An industry survey has called Kyrgyzstan one of the world's “least attractive” places for mining companies to invest. In one category, Kyrgyzstan, which is embroiled in a contract dispute with its largest foreign investor, ranked last for "uncertainty concerning the administration, interpretation and enforcement of existing regulations.”
The survey, released February 28 by the Fraser Institute, a non-profit Canadian research outfit, is based on interviews with representatives of 742 mining companies working in 96 jurisdictions (countries, states, provinces) who spent a total of $6.2 billion in exploration worldwide last year.
Fraser uses something called the Policy Potential Index (PPI), “a comprehensive assessment of the attractiveness of mining policies in a jurisdiction, [which] can serve as a report card to governments on how attractive their policies are from the point of view of an exploration manager.”
Overall, Kyrgyzstan ranked 92nd of 96.
Miners answered questions about topics like environmental and tax regulations, land disputes, “socioeconomic agreements, political stability, labor issues” and security. Corruption (where Kyrgyzstan also plumbed the bottom of the rankings) was surveyed but not factored into the PPI.
Kyrgyzstan fared slightly better in “potential” and quite high in “room for improvement.”

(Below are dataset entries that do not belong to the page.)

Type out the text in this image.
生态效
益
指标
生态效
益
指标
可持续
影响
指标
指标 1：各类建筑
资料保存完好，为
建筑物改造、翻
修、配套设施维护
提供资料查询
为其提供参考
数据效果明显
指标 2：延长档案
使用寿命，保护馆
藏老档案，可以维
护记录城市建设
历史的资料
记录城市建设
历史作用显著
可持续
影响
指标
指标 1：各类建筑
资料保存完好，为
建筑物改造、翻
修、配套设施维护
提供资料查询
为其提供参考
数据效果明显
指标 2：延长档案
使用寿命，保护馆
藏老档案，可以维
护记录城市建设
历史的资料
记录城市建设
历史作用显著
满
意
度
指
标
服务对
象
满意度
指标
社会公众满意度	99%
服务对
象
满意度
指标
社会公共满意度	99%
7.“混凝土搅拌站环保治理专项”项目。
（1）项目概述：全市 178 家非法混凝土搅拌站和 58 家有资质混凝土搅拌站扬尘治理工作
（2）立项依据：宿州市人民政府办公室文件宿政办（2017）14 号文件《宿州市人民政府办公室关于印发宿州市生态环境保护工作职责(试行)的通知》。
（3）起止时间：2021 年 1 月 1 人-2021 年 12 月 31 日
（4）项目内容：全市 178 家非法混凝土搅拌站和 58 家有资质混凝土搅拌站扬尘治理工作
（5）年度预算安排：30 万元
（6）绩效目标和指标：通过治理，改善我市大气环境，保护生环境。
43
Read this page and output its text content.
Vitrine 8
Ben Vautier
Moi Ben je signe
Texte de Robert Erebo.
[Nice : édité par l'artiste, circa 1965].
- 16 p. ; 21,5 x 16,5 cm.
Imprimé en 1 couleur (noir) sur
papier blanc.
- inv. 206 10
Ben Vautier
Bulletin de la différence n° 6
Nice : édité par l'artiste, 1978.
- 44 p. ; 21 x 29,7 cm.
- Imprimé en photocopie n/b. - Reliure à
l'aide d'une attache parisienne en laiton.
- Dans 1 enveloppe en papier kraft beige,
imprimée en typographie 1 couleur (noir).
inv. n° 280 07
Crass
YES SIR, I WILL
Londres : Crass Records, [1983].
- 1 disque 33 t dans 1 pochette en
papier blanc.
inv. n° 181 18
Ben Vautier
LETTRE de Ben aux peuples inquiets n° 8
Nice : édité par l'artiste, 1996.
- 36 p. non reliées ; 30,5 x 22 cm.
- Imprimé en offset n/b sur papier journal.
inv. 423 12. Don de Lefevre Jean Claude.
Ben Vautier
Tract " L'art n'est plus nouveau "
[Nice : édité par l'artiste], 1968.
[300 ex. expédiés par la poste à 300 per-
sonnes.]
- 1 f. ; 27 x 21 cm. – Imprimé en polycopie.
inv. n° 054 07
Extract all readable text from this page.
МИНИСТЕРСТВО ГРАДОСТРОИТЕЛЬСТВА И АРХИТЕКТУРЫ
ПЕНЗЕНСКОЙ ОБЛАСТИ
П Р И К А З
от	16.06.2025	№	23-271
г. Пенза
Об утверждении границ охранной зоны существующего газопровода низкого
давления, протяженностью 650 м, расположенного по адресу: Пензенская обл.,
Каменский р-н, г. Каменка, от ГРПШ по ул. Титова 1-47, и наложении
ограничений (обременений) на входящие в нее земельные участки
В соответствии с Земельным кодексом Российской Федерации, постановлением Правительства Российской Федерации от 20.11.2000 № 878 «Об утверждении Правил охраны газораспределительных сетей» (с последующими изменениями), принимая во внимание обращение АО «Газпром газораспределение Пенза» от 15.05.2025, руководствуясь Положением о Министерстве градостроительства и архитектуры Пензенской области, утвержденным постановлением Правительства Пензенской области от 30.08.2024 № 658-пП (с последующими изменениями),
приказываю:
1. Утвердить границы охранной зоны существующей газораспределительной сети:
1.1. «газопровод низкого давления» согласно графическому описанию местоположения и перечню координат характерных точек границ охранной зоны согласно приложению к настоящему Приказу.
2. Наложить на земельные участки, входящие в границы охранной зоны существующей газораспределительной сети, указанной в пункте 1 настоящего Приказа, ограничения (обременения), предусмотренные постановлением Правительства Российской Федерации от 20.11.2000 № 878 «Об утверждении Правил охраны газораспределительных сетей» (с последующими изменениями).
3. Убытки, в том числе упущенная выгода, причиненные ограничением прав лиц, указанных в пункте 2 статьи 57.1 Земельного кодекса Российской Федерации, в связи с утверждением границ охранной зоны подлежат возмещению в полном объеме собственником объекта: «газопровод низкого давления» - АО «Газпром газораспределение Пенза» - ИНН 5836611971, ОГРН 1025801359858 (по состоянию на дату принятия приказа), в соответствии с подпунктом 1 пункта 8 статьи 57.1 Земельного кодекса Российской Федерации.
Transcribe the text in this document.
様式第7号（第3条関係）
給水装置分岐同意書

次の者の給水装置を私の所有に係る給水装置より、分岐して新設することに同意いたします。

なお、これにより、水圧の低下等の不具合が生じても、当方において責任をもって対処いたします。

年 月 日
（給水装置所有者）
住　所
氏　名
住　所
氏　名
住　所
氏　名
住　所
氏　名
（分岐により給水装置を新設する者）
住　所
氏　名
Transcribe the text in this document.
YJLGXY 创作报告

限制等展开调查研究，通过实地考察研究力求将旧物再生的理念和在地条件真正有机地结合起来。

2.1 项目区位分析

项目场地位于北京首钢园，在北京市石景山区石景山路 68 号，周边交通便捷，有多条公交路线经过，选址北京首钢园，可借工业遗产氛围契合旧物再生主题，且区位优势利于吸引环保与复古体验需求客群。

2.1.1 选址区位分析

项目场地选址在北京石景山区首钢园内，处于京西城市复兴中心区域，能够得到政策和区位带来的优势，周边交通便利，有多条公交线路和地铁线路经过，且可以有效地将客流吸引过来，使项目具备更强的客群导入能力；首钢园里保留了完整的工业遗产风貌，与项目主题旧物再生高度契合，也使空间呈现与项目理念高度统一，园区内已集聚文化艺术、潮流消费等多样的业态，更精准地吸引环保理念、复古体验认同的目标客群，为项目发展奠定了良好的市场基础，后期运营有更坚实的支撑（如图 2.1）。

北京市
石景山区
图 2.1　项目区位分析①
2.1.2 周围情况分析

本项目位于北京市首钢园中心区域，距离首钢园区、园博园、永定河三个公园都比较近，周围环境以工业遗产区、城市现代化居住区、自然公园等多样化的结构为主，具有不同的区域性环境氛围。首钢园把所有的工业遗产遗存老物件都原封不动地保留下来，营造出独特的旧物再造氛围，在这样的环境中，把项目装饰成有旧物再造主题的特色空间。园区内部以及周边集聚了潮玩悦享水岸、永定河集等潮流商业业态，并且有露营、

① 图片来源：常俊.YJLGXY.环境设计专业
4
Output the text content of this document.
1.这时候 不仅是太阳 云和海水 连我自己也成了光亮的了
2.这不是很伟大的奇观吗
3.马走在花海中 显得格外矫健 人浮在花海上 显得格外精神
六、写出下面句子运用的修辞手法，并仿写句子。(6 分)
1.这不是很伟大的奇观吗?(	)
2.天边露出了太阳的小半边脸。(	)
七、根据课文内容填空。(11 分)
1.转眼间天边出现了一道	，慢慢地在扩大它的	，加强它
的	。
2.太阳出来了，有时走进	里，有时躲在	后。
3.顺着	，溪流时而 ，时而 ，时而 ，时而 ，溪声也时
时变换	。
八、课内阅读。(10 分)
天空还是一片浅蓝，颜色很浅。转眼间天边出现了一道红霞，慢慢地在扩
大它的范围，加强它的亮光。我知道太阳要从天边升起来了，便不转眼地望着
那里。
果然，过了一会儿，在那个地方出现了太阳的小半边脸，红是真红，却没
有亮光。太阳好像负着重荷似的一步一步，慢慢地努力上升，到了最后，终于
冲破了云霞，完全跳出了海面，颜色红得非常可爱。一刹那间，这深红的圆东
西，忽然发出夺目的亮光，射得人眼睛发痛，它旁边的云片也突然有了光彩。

The country’s reputation among investors has taken a beating since February 2012, when several lawmakers began pushing to nationalize the country’s flagship development, the Kumtor gold mine, which is owned by Toronto-based Centerra Gold (which is one-third owned by Bishkek). Parliament last month gave the government three months to reach new terms with Centerra, threatening otherwise to cancel unilaterally the existing agreement. This is the fourth negotiation between the government and the Canadians since Kumtor was first developed in the early 1990s.
Other investors seem to be taking a wait-and-see approach while the drama plays out. A delegation of Austrian businessmen visiting Kyrgyzstan this week was less than enthusiastic about the country, KyrTAG reported.
The report didn’t offer a lot of qualitative feedback specifically on Kyrgyzstan, except for two quotes from presidents of exploration companies operating there. Neither had anything nice to say. One summarized the country thus: “Corrupt, inconsistent and random policy changes.”
David Trilling is Eurasianet’s managing editor.